Martin F, Halvarsson P, Delhomme N, Höglund J, Tydén E
International Journal for Parasitology: Drugs and Drug Resistance 17 (-) 84-91 [2021-08-26; online 2021-08-26]
Benzimidazole (BZ) drugs are frequently used to treat infections with the equine ascarid Parascaris univalens due to increasing resistance to macrocyclic lactones and pyrantel. Benzimidazole resistance is rare in ascarids in contrast to strongyle parasites where this resistance is widespread. In strongyles, single nucleotide polymorphisms (SNPs) at codons 167, 198 and 200 in a β-tubulin gene have been correlated to BZ resistance, but little is known about the β-tubulin genes and their possible involvement in BZ resistance in P. univalens and other ascarids. Previously two β-tubulin genes have been identified in P. univalens. In this study, we present five additional β-tubulin genes as well as the phylogenetic relationship of all seven genes to β-tubulins of other clade III and V nematodes.
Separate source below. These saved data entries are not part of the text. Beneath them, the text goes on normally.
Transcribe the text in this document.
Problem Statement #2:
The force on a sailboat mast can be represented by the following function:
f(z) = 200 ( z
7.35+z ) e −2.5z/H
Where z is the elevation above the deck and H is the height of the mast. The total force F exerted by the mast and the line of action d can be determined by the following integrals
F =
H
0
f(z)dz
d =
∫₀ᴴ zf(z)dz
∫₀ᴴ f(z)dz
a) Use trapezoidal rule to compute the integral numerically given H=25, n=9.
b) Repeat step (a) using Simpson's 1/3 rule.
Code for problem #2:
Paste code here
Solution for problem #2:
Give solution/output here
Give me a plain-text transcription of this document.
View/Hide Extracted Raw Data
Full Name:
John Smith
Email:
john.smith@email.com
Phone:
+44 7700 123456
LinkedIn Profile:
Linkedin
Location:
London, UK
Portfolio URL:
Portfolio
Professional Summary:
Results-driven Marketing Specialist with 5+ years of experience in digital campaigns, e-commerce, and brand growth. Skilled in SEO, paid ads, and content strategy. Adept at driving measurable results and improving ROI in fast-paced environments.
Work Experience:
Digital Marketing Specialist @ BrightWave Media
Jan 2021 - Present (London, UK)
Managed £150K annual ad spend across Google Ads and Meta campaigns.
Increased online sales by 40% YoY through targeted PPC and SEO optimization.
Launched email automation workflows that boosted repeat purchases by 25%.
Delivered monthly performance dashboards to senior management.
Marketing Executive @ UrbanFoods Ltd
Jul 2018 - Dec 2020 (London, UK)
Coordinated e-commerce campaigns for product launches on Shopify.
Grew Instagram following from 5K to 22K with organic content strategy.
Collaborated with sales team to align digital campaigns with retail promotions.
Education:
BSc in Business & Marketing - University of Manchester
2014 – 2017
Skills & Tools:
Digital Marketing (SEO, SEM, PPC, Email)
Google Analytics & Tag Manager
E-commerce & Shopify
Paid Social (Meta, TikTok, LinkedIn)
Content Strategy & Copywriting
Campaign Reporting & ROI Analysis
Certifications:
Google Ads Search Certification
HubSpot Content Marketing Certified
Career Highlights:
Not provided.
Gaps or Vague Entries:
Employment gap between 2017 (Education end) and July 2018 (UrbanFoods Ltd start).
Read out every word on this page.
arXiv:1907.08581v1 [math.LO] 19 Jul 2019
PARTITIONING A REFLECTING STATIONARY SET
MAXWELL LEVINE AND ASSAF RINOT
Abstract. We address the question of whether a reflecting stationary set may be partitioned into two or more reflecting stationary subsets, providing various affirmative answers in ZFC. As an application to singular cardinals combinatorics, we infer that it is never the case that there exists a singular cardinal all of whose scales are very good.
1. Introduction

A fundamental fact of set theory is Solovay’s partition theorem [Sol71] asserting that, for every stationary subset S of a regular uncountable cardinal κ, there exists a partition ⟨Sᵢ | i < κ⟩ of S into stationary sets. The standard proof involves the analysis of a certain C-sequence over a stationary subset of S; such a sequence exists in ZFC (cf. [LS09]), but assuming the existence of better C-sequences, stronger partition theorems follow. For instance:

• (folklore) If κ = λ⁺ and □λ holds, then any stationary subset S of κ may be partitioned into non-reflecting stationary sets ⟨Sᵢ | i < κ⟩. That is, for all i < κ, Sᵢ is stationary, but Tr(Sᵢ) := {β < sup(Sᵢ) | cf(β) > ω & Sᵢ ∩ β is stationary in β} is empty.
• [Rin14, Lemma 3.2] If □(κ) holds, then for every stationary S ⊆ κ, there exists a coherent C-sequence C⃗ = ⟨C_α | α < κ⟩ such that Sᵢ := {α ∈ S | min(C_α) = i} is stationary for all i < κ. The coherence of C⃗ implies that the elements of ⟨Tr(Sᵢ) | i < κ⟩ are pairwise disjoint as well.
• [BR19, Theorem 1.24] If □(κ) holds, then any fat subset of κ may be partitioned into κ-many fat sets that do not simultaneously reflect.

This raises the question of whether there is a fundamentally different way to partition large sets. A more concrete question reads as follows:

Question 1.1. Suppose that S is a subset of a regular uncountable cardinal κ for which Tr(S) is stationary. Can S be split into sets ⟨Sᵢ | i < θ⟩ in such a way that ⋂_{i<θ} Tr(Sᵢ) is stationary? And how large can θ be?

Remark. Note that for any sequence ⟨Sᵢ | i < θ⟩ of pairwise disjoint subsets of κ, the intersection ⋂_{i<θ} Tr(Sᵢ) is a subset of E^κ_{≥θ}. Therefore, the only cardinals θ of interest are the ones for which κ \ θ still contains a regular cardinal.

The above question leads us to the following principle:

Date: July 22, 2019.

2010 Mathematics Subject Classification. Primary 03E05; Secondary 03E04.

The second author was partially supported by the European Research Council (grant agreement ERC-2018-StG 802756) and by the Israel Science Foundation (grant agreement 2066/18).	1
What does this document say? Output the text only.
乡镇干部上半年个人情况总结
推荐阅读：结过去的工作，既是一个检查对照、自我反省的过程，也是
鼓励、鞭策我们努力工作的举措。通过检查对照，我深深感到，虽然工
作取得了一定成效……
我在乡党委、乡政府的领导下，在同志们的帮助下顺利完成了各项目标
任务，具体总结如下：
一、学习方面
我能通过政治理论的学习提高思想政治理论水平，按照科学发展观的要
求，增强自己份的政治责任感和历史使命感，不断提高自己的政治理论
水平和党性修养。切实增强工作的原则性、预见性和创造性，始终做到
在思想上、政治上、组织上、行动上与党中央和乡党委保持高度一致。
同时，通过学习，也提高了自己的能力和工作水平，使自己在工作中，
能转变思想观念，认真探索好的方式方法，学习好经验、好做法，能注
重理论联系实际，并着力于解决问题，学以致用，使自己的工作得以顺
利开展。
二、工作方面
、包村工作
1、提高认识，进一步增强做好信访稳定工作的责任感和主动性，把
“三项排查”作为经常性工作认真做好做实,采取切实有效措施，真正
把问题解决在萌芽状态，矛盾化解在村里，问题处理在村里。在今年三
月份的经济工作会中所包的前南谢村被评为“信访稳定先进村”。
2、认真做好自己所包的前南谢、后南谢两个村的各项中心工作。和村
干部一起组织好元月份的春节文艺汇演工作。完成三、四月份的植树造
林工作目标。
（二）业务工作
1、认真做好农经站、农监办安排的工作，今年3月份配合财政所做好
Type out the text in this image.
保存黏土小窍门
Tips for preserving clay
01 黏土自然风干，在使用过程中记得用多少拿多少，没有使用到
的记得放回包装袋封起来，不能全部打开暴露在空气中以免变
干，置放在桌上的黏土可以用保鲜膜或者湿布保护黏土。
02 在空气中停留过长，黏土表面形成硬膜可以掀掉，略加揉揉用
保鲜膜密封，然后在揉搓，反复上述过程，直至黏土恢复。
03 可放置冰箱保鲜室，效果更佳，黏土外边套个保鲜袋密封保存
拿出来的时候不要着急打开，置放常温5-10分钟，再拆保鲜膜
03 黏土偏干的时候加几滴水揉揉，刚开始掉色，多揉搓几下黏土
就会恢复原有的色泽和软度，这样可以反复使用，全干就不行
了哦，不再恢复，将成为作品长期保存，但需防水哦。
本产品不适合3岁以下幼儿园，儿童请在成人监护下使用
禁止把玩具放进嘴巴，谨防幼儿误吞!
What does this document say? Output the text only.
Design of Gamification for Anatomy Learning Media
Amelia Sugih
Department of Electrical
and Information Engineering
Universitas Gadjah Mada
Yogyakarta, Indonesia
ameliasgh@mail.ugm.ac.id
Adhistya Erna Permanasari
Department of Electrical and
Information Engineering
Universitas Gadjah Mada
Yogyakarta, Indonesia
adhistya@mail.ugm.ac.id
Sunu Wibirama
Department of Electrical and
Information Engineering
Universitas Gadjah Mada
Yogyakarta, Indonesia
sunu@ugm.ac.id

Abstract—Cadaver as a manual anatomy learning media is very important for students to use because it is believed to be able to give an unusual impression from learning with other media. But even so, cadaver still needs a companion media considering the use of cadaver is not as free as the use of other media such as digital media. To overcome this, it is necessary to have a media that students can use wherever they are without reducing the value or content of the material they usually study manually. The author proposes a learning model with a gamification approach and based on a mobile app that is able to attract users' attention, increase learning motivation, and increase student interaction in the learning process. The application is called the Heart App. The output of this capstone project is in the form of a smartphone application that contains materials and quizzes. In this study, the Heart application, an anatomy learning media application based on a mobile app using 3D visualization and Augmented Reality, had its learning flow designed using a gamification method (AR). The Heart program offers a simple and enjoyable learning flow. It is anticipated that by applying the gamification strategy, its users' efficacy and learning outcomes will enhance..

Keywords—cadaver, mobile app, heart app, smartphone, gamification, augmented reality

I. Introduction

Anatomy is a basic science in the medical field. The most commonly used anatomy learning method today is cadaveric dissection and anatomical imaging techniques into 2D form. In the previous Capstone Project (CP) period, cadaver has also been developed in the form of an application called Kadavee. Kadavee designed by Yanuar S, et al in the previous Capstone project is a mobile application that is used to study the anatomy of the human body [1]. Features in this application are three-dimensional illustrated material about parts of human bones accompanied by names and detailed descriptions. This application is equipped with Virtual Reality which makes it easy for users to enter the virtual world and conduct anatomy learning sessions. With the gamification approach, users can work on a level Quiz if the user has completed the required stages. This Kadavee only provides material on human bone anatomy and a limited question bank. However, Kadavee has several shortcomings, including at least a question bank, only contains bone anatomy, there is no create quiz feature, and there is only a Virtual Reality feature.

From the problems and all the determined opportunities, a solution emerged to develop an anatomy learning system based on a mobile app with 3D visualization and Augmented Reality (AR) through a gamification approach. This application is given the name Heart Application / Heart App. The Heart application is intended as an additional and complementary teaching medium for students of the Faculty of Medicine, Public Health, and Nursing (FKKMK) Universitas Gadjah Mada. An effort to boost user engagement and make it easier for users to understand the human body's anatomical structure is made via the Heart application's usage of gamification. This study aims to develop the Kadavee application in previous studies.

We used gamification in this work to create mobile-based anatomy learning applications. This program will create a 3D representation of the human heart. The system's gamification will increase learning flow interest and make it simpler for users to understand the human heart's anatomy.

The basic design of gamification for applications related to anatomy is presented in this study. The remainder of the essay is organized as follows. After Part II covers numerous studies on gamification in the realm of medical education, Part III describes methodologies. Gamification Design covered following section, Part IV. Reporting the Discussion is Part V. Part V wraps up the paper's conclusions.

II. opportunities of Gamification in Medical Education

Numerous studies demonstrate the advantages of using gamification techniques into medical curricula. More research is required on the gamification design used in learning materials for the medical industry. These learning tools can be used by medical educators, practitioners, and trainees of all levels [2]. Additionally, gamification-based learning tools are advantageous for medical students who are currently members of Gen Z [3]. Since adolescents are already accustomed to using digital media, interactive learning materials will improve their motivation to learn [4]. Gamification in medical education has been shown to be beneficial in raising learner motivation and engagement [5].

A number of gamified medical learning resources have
In addition, the efficacy of fenbendazole for treatment of P. univalens on a Swedish stud farm was studied in 2019 and 2020 using faecal egg count reduction test. Reductions varied from 73% to 88%, indicating the presence of a resistant P. univalens population on the farm. The emergence of BZ resistance emphasizes the need for development of molecular markers for rapid and more sensitive detection of resistant populations. We therefore investigated whether possible SNPs at positions 167, 198 or 200 in any of the β-tubulin genes could be used to distinguish between resistant and susceptible P. univalens populations. Amplicon sequencing covering the mutation sites 167, 198 and 200 in all seven β-tubulin genes revealed an absence of SNPs in both resistant and susceptible populations, suggesting that the mechanism behind BZ resistance in ascarids is different from that in strongyle nematodes and the search for a molecular marker for BZ resistance in P. univalens needs to continue.